Jülich : „Barrelhouse Jazzband“ wird in Jülich gefeiert

Die „Barrelhouse Jazzband“, kurz BHJB, hat als Gast des Jülicher Jazzclubs im Kulturbahnhof gespielt. Dabei hatte die Gruppe hauptsächlich Interpretationen von Stücken des traditionellen Jazz‘ im Gepäck.

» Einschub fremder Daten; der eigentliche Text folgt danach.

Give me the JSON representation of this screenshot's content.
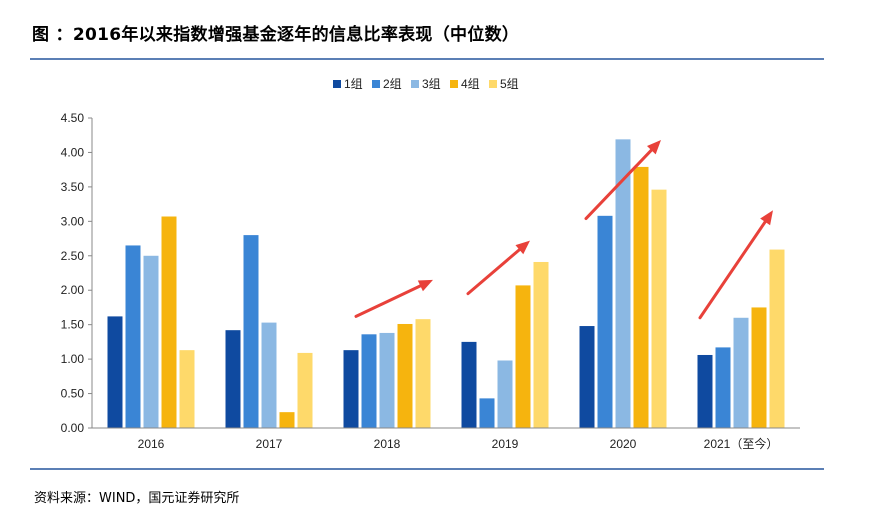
{
  "header": {
    "title": "图 ：2016年以来指数增强基金逐年的信息比率表现（中位数）"
  },
  "footer": {
    "source": "资料来源：WIND，国元证券研究所"
  },
  "colors": {
    "series": [
      "#0f4aa0",
      "#3a85d5",
      "#8bb8e3",
      "#f6b40e",
      "#fed96a"
    ],
    "arrow": "#e8413a",
    "rule": "#5b7fb5"
  },
  "chart_data": {
    "type": "bar",
    "title": "",
    "xlabel": "",
    "ylabel": "",
    "ylim": [
      0,
      4.5
    ],
    "yticks": [
      "0.00",
      "0.50",
      "1.00",
      "1.50",
      "2.00",
      "2.50",
      "3.00",
      "3.50",
      "4.00",
      "4.50"
    ],
    "categories": [
      "2016",
      "2017",
      "2018",
      "2019",
      "2020",
      "2021（至今）"
    ],
    "series": [
      {
        "name": "1组",
        "values": [
          1.62,
          1.42,
          1.13,
          1.25,
          1.48,
          1.06
        ]
      },
      {
        "name": "2组",
        "values": [
          2.65,
          2.8,
          1.36,
          0.43,
          3.08,
          1.17
        ]
      },
      {
        "name": "3组",
        "values": [
          2.5,
          1.53,
          1.38,
          0.98,
          4.19,
          1.6
        ]
      },
      {
        "name": "4组",
        "values": [
          3.07,
          0.23,
          1.51,
          2.07,
          3.79,
          1.75
        ]
      },
      {
        "name": "5组",
        "values": [
          1.13,
          1.09,
          1.58,
          2.41,
          3.46,
          2.59
        ]
      }
    ],
    "grid": false,
    "legend_position": "top-center",
    "annotations": [
      "upward trend arrows over 2018, 2019, 2020, 2021（至今）"
    ]
  }
}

Mit Horst Schwarz (Trompete, Posaune, Gesang), Frank Selten (Saxophone, Klarinette), Christof Sänger (Piano), Cindy Huppertsberg (Kontrabass), Roman Klöckler (Banjo, Gitarre) und Michael Ehret (Schlagzeug) spiegelte die voll besetzte Bühne in der Halle des KuBa den gut gefüllten Zuschauerraum.

„Erregend und harmonisch“

Die Formation wird geprägt von Jazz-Urgestein Reimer von Essen (Klarinette, Altsaxophon), der mit seinen 77 Jahren nun 66 Jahre dem „Jazz verfallen ist“, wie von Essen sagte, und seit 1962 in der Band spielt. Zu seinem Leben mit der Musik sagte er: „Traditioneller Jazz ist zugleich erregend und harmonisch. Zugleich kunstvoll und eingängig.“

„Es ist wahnsinnig, mit welchem Bums man in diesem Alter noch spielen kann“, sagte Hermann Haag anerkennend, und Sigrid Haag fasste zusammen: „Bewundernswert.“

Eröffnet wurde das Konzert mit „When my Dreamboat comes home“, bei dem sich die Musiker mit kurzen Soli auf ihren Instrumenten vorstellten. Schon nach dem Intro folgte, neben reichlich Applaus, Jubel im Publikum.

Gleichzeitig wechselte die BHJB im Programm durch jazzige Musikstile und brachte „The Pearls“ von Jelly Roll Morton zu Gehör. Dazu erläuterte Bandleader Reimer von Essen, der mit seiner Moderation durch den Abend führte: „Jelly Roll Morton hat wunderschöne Stücke der kreolischen Musik geschrieben. Die Stücke beinhalten einige Raffinesse. Deswegen werden die Stücke selten gespielt — von uns schon.“

Jazzige Darbietung von „Let It Be“

Nur wenige Titel im Programm wurden gesanglich begleitet. Unter anderem schnappte sich Horst Schwarz bei „Get Rhythm in your Feet (And Music in your Soul)“ das Mikrofon und brachte neben normal gesungenem Text auch Scat-Gesang, also Gesang, bei dem es um melodisch-rhythmische Gestaltung ohne Wortbedeutung geht.

Etwas anderes war die Darbietung von Paul McCartneys „Let It Be“. Die jazzige Version wurde zu Anfang von der Klarinette von Essens dominiert, der — begleitet vom Piano — die Gesangsmelodie auf seinem Instrument vortrug. Als dann die übrigen Musiker mit einstiegen und weitere Soli während des Refrains folgten, honorierte schließlich das Publikum den Ohrwurm mit Applaus und vereinzelten Jubelrufen.

Darüber hinaus spielte die „Barrelhouse Jazzband“ auch einige Eigenkompositionen. Die „wahrscheinlich schönste“ (von Essen) stellte „The Barrelhouse Showboat“ dar. Geschrieben wurde das Lied von BHJB-Mitglied Horst Schwarz. Auch hier wurden dadurch, dass abwechselnd jeder Musiker im Fokus stand, die Möglichkeiten der Gruppe komplett genutzt.

Mit einer weiteren Eigenkomposition, „Barrelhouse Boogie“, fand die Veranstaltung, die viele Besucher begeisterte, ihr Ende. „Es ist super, wie immer. Wir kennen die Band seit 27 Jahren und reisen ihr hinterher“, sagte Elvira Möller, die für die Gruppe schon bis in die Schweiz gefahren ist.

„Das war heute ein besonderer Abend mit einer renommierten Band. Ich schätze die Gruppe wegen ihres gepflegten Oldtime-Jazz, ihren pfiffigen Arrangements und der tollen Moderation sehr“, frohlockte abschließend Reinhold Wagner, der Vorsitzende des Jülicher Jazzclubs.